Land of a Thousand Gods
“ONE of the striking confirmations of Bible history to come from the science of archaeology,” says John Elder in Prophets, Idols and Diggers, “is the ‘recovery’ of the Hittite peoples and their empires. Here is a people whose name appears again and again in the Old Testament, but who in secular history had been completely forgotten and whose very existence was considered to be extremely doubtful.
◆ “In Genesis 26:34, Esau takes a Hittite girl for wife, to the great grief of his mother. In the Book of Exodus, the Hittites are frequently mentioned in the lists of people whose land the Hebrews set out to conquer. In Joshua 11:1-9, the Hittites join in the confederation of nations that try to resist Joshua’s advance, only to be defeated by the waters of Merom. In Judges, intermarriage occurs between the Hebrews and the Hittites. In 1 Samuel 26, Hittites enroll in David’s army, and during the reign of Solomon he makes slaves of the Hittite element in his kingdom and allows his people to take Hittite wives. But until the investigations of modern archaeologists, the Hittites remained a shadowy and undefined people.
◆ “Clay tablets found in Assyria and Egypt give us our first picture of the Hittites and their way of life. Egyptian artists depicted them as having features we identify as Armenian. . . . An Egyptian tablet records a fierce battle between Rameses II and the Hittites at Kadesh on the Orontes River. . . . On the first day of battle Rameses was defeated and captured, but the timely arrival of reinforcements on the second day turned the tide of battle. . . .
◆ “It remained to Dr. A. H. Sayce, the Assyriologist, and Dr. William Wright, . . . to recover the first actual remains of the Hittites. In time these were found throughout western Asia Minor and modern Turkey. Sayce recorded the story of his finds in the book The Hittites, Story of a Forgotten Empire. In 1906, Dr. Hugo Winckler, excavating at Hoghos-Keui on the Halys River ninety miles east of Ankara, discovered the former capital and a treasure trove of inscriptions on clay tablets in cuneiform script and written in the Babylonian and Hittite languages. It took some time to decipher the Hittite tongue, but it was accomplished. . . .
◆ “The earliest international treaty so far recovered is one signed between Rameses II of Egypt and Hattushilish II of the Hittite Empire—a treaty promising the maintenance of peace and harmony between them.”
◆ Much of the text of this peace treaty is quoted in C. W. Ceram’s book The Secret of the Hittites. The official treaty was engraved upon a plaque of silver. It says: “The treaty which the Great Prince of Hatti, the mighty Hattusilis [Hattushilish II] . . . made upon a silver tablet for Rameses II, the Great and Mighty Ruler of Egypt, . . . the good treaty of peace and brotherhood which shall create peace between them for all time.”

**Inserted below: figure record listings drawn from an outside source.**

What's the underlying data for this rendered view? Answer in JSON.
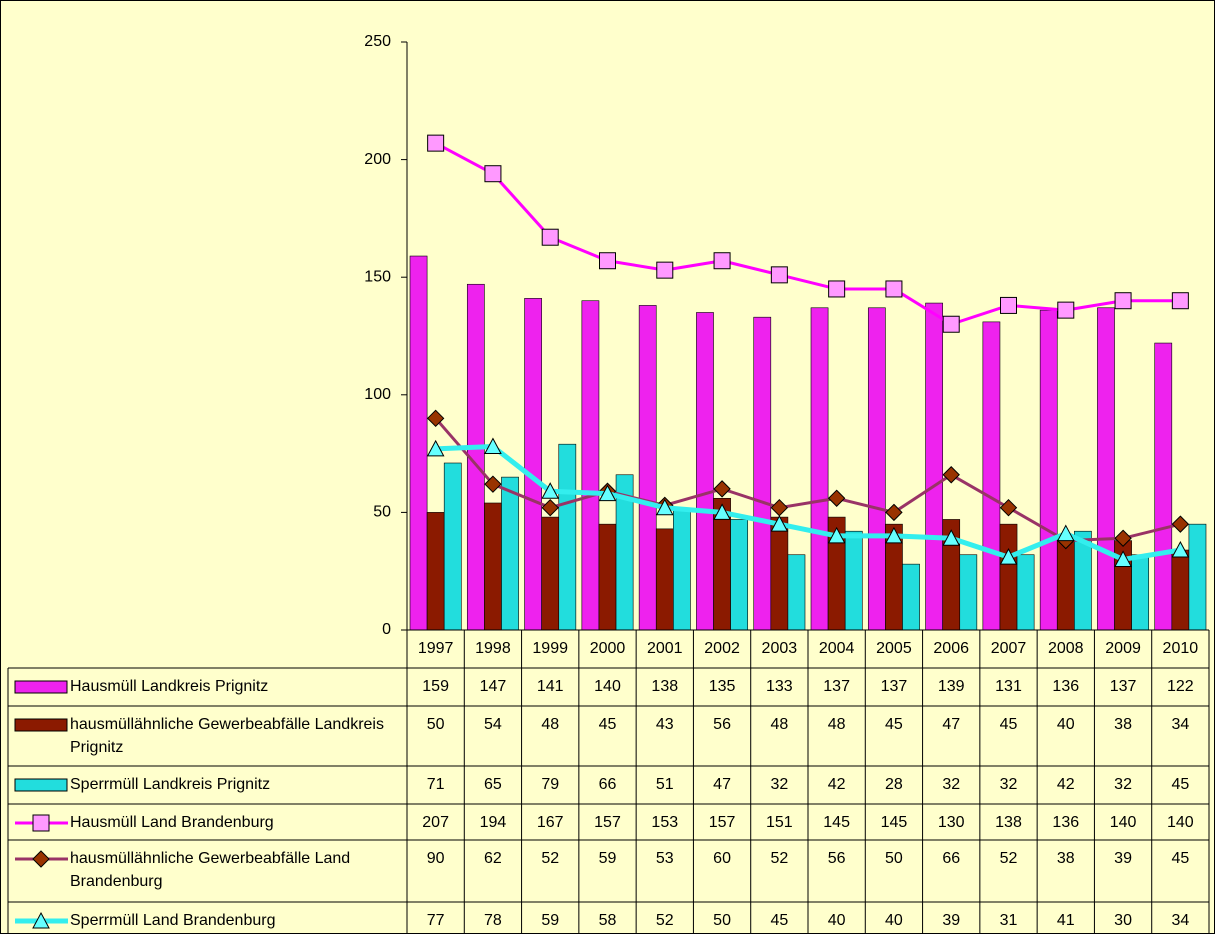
{
  "chart_data": {
    "type": "combo",
    "categories": [
      "1997",
      "1998",
      "1999",
      "2000",
      "2001",
      "2002",
      "2003",
      "2004",
      "2005",
      "2006",
      "2007",
      "2008",
      "2009",
      "2010"
    ],
    "ylim": [
      0,
      250
    ],
    "yticks": [
      0,
      50,
      100,
      150,
      200,
      250
    ],
    "grid": false,
    "data_table": true,
    "series": [
      {
        "name": "Hausmüll Landkreis Prignitz",
        "type": "bar",
        "color": "#ee22ee",
        "values": [
          159,
          147,
          141,
          140,
          138,
          135,
          133,
          137,
          137,
          139,
          131,
          136,
          137,
          122
        ]
      },
      {
        "name": "hausmüllähnliche Gewerbeabfälle Landkreis Prignitz",
        "type": "bar",
        "color": "#8b1a00",
        "values": [
          50,
          54,
          48,
          45,
          43,
          56,
          48,
          48,
          45,
          47,
          45,
          40,
          38,
          34
        ]
      },
      {
        "name": "Sperrmüll Landkreis Prignitz",
        "type": "bar",
        "color": "#22dddd",
        "values": [
          71,
          65,
          79,
          66,
          51,
          47,
          32,
          42,
          28,
          32,
          32,
          42,
          32,
          45
        ]
      },
      {
        "name": "Hausmüll Land Brandenburg",
        "type": "line",
        "marker": "square",
        "color": "#ff00ff",
        "marker_color": "#ff99ff",
        "values": [
          207,
          194,
          167,
          157,
          153,
          157,
          151,
          145,
          145,
          130,
          138,
          136,
          140,
          140
        ]
      },
      {
        "name": "hausmüllähnliche Gewerbeabfälle Land Brandenburg",
        "type": "line",
        "marker": "diamond",
        "color": "#993366",
        "marker_color": "#993300",
        "values": [
          90,
          62,
          52,
          59,
          53,
          60,
          52,
          56,
          50,
          66,
          52,
          38,
          39,
          45
        ]
      },
      {
        "name": "Sperrmüll Land Brandenburg",
        "type": "line",
        "marker": "triangle",
        "color": "#33eeee",
        "marker_color": "#66ffff",
        "values": [
          77,
          78,
          59,
          58,
          52,
          50,
          45,
          40,
          40,
          39,
          31,
          41,
          30,
          34
        ]
      }
    ]
  }
}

◆ The concluding sentence of the peace treaty interestingly tells us something about the number of Hittite deities: “And as for these words which are written upon these silver tablets for the Land of Hatti and the Land of Egypt—whosoever does not obey them, may the thousand gods of the Land of Hatti and the thousand gods of the Land of Egypt destroy his house, his land and his servants!”

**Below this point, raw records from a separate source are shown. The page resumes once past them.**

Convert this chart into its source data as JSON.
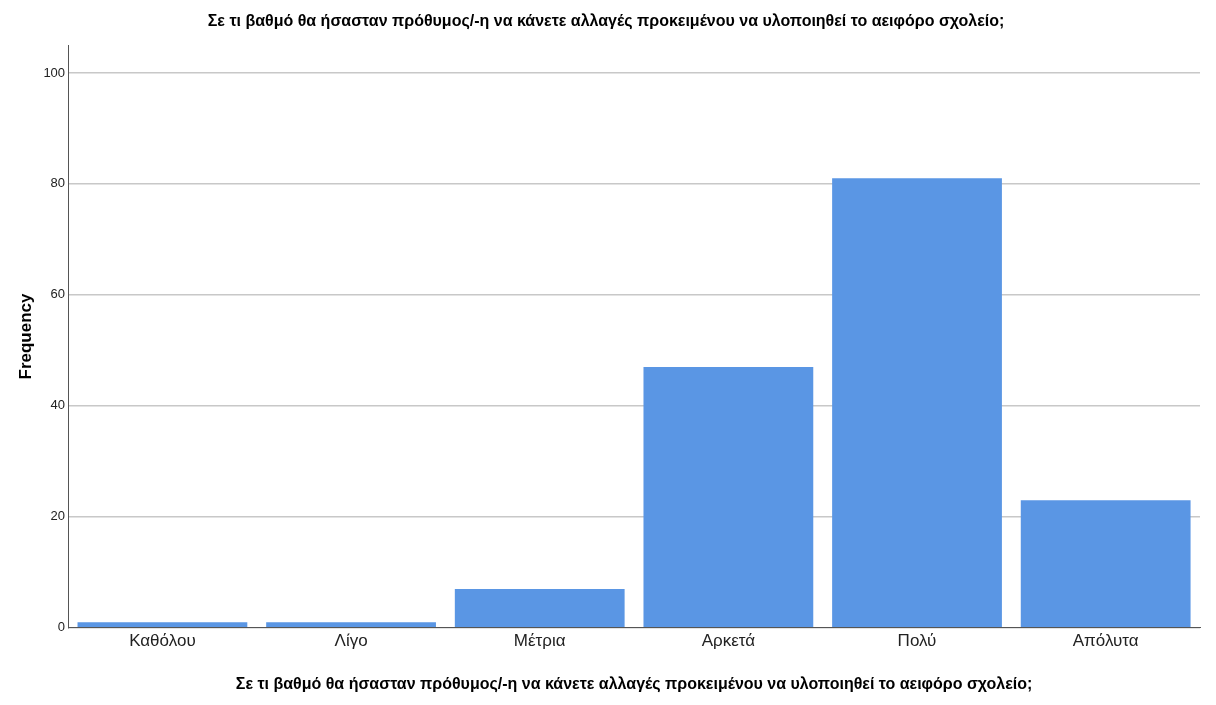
{
  "chart_data": {
    "type": "bar",
    "title": "Σε τι βαθμό θα ήσασταν πρόθυμος/-η να κάνετε αλλαγές προκειμένου να υλοποιηθεί το αειφόρο σχολείο;",
    "xlabel": "Σε τι βαθμό θα ήσασταν πρόθυμος/-η να κάνετε αλλαγές προκειμένου να υλοποιηθεί το αειφόρο σχολείο;",
    "ylabel": "Frequency",
    "categories": [
      "Καθόλου",
      "Λίγο",
      "Μέτρια",
      "Αρκετά",
      "Πολύ",
      "Απόλυτα"
    ],
    "values": [
      1,
      1,
      7,
      47,
      81,
      23
    ],
    "color": "#5a96e4",
    "ylim": [
      0,
      105
    ],
    "yticks": [
      0,
      20,
      40,
      60,
      80,
      100
    ],
    "grid": "y",
    "legend": false
  }
}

◆ A few of the Hittite deities are mentioned by name in a hieroglyphic Hittite sacrifice formula translated by H. T. Bossert in 1953: “But for them among these gods will be bled, for annual food: to the god Karhuha one steer and one sheep; to the goddess Küpapa one steer and one sheep; to the divinity Sarku one sheep; and a kutupalis sheep to the male divinities.” The Hittite nation, says writer Ceram, “was not spiritually united by a single religion. (‘The Hittites have a thousand gods.’) There were many religions side by side, mingled with innumerable national and local cults.”

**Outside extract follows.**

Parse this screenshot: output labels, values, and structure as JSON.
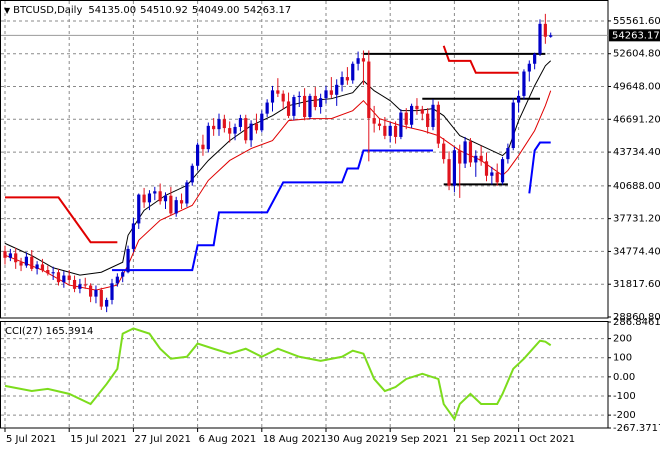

◆ The false gods of the Hittites could not prevent the overthrow of their nation by the Assyrian King Sargon II; as a people the Hittites disappeared from secular history. Students of the Bible, however, did not have to wait for the archaeological resurrection to know about the Hittite people. The Hittites were Canaanites, being descendants of Heth, the son of Canaan.—Gen. 10:15.